Numa reação agressiva ao seu ambiente social e à forma como os Estados Unidos lidaram com a internacionalização militarista, ele produziu, ainda na NYU Film School, The big shave (1967) – um curta que mostra um homem se barbeando até o ponto da automutilação. Tempos depois, numa série de entrevistas à revista Cahiers du Cinéma, Scorsese revela que seu plano inicial era mesclar cenas da Guerra do Vietnã enquanto o barbear acontecia, mas tudo aquilo já era muito hostil para ele, que decidiu deixar a menção direta à guerra de fora.

Ao fim da obtenção do terceiro grau e já com filmes marcantes no currículo, rodou, em 1965, Bring on the dancing girls, que, quatro anos depois, receberia novas cenas, o título de Who’s that knocking at my door e ganharia destaque em festivais dos EUA e simpatia da crítica.

O diretor exerceu um papel de motivador de boas produções dentro da NYU Film Studies jamais visto na história daquela escola. Por conta disso, ganhou apoio financeiro e espaço na cinematografia da época, o que gerou expectativa e burburinho no que concernia à continuidade dos trabalhos fora da faculdade.

Foi, então, que dirigiu Boxar Bertha, sem tanto sucesso. Mas, logo em seguida, lançou o excelente Caminhos perigosos (Mean streets, 1973), resultado da dedicação a uma forte representação autobiográfica, já que se passa no eixo conflituoso dos bairros do Harlem e Little Italy, onde o diretor nasceu e cresceu, e também marca a descoberta de um grande ator. Apresentado por Brian De Palma, o jovem Robert De Niro, que compartilhava a mesma realidade de jovens descendentes de italianos em Nova York, integrou o elenco. Caminhos perigosos é o início da longa parceria de sucesso com De Niro, que permanece até os dias atuais.

Poucos anos depois, já tendo produzido outros filmes, não se podia mais chamar aquele de um começo de carreira, mas não deixavam de ser os primeiros passos firmes de um jovem cineasta com motivações trazidas de uma vivência tumultuada. Scorsese lança, então, Taxi driver e, com ele, coloca-se definitivamente como um diretor ao qual valia a pena prestar atenção.

CINEFILIA
No começo, a inquietação quanto à realidade à sua volta e a dedicação aos estudos levaram Martin Scorsese a formar um acervo impressionante em termos de qualidade e quantidade ainda na universidade. Justo nessa época que seu perfil profissional e estilo fílmico se formavam, adquiriu algumas habilidades que transcendem a competência da direção e o fazem um dos grandes nomes da cinematografia.

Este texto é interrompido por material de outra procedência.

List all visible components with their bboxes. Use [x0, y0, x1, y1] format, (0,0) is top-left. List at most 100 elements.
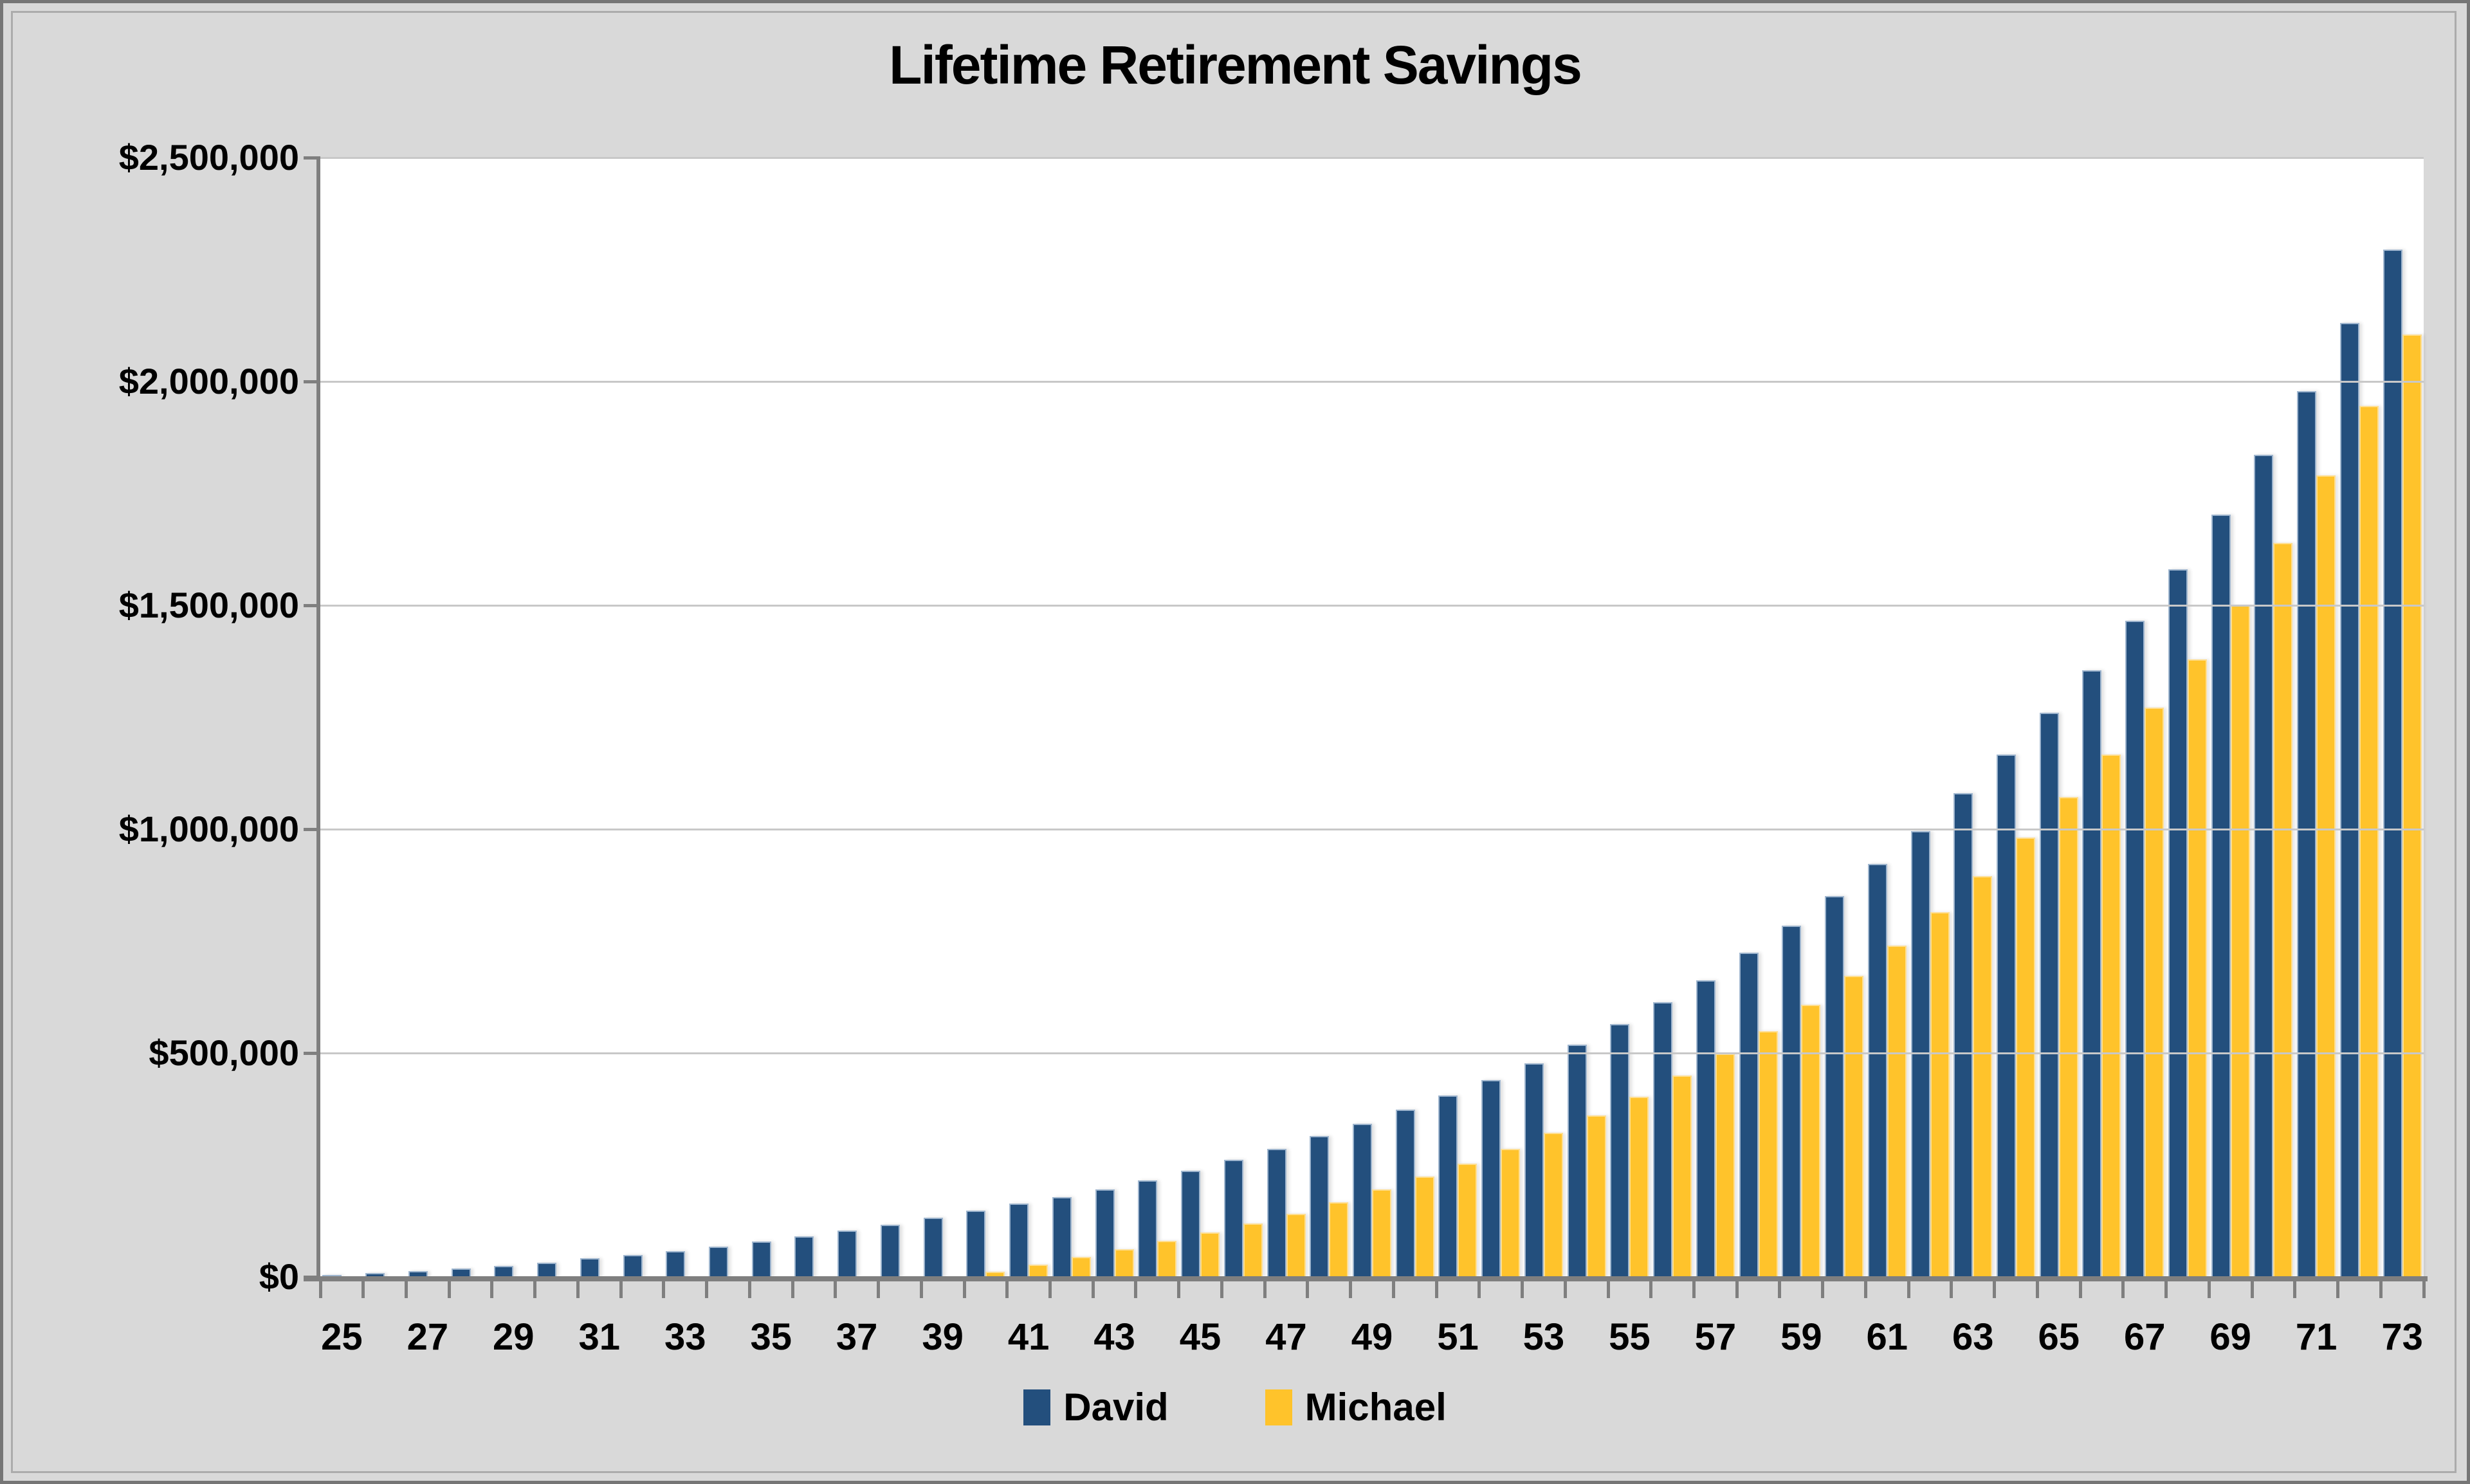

Scorsese é um cinéfilo aficionado por todas as nuances da história do cinema, de forma geral. Em 1979, começou a se preocupar com a preservação dos rolos de filmes em cor que estavam sendo manipulados de forma errônea e que os levaria à total degradação. Assim, lançou uma espécie de cartilha para educar cineastas mais relapsos e há 22 anos criou a The Film Fundation que, no mundo, encabeça pesquisas na área de restauro de películas, cuidados na preservação e resgate de exemplares em extinção.

É possível perceber o resultado desse trabalho em seu último filme Hugo, pela utilização de trechos de produções do diretor George Mèlies que acreditava-se terem sido perdidas para sempre, mas cujos rolos foram achados e restaurados pela instituição. 

DUDA GUEIROS, estudante de Jornalismo e estagiária da Continente.